Elle est tirée de ses pensées par sa fille qui lui secoue le bras. « Regarde, maman, le monsieur handicapé. Là-bas avec les autres gens en fauteuil roulant. » Barbara pointe le doigt vers la gauche, deux rangs plus bas. Là, les sièges ont été retirés pour libérer la place pour deux rangées de fauteuils roulants.
« Je le vois, Barb, mais ce n’est pas poli de montrer du doigt.
— J’espère qu’il va bien s’amuser, pas toi ? »
Tanya sourit à sa fille. « Bien sûr que si, ma chérie.
— On peut avoir nos portables maintenant ? On en a besoin pour le début du concert. »

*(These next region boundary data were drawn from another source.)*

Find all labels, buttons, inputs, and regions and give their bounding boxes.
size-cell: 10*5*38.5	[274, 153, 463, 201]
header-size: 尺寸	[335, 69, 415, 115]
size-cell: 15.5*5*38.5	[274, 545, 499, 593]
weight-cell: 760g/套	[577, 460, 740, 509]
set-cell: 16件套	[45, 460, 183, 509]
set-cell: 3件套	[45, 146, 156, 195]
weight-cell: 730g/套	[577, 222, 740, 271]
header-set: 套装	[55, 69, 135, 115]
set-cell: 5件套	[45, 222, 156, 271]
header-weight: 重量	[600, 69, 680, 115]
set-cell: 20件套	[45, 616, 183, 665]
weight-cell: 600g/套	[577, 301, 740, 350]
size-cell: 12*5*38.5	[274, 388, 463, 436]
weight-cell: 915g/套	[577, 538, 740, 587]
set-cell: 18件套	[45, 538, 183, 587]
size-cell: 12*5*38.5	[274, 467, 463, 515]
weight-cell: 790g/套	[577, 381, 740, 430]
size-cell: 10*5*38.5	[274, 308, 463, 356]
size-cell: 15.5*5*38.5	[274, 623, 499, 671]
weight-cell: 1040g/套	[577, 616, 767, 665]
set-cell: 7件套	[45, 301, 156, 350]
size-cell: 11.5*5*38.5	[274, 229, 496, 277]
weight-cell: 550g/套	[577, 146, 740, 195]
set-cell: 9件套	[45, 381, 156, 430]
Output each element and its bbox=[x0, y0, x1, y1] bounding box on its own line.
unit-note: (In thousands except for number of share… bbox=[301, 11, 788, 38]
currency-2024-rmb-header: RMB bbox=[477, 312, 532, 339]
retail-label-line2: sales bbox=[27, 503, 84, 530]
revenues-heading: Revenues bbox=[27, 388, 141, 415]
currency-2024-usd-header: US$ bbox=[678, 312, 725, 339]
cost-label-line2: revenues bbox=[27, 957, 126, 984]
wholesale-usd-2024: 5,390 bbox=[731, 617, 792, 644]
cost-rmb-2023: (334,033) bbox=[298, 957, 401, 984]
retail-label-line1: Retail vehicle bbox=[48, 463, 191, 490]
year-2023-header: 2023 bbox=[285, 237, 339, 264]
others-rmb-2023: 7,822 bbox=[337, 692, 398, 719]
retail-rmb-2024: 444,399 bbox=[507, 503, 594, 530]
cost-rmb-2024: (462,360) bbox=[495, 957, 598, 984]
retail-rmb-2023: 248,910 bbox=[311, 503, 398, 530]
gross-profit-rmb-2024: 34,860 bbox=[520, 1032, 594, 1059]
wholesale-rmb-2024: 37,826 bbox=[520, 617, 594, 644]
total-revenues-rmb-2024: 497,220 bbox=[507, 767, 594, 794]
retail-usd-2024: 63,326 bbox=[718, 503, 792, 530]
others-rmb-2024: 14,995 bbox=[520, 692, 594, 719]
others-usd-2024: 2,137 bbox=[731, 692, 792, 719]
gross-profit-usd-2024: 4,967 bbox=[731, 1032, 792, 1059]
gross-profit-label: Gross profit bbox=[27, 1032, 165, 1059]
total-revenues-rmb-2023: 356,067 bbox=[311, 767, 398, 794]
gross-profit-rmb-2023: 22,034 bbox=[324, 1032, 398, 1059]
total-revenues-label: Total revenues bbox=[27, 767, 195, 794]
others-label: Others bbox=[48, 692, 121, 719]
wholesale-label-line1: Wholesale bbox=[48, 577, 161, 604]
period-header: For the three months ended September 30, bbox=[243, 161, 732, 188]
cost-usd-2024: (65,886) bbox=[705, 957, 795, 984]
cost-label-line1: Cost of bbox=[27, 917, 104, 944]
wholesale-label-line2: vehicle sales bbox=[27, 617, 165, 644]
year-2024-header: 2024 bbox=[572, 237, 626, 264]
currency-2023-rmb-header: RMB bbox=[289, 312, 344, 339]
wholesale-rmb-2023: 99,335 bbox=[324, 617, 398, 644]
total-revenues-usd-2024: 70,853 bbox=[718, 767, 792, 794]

Pour prendre des photos, conclut Tanya Robinson… parce que ça fait un bail qu’elle n’a pas mis les pieds à un concert de rock. Elle ouvre son sac à main et distribue les portables aux couleurs acidulées. Incroyable mais vrai, les filles se contentent de les tenir. Pour l’instant, elles sont trop occupées à regarder partout avec de grands yeux pour appeler ou textoter qui que ce soit. Tanya pose un petit bisou sur le dessus de la tête de Barb puis s’adosse à son siège, perdue dans le passé, repensant à Bobby Wilson et à son baiser. Pas le premier, mais le premier vraiment bon.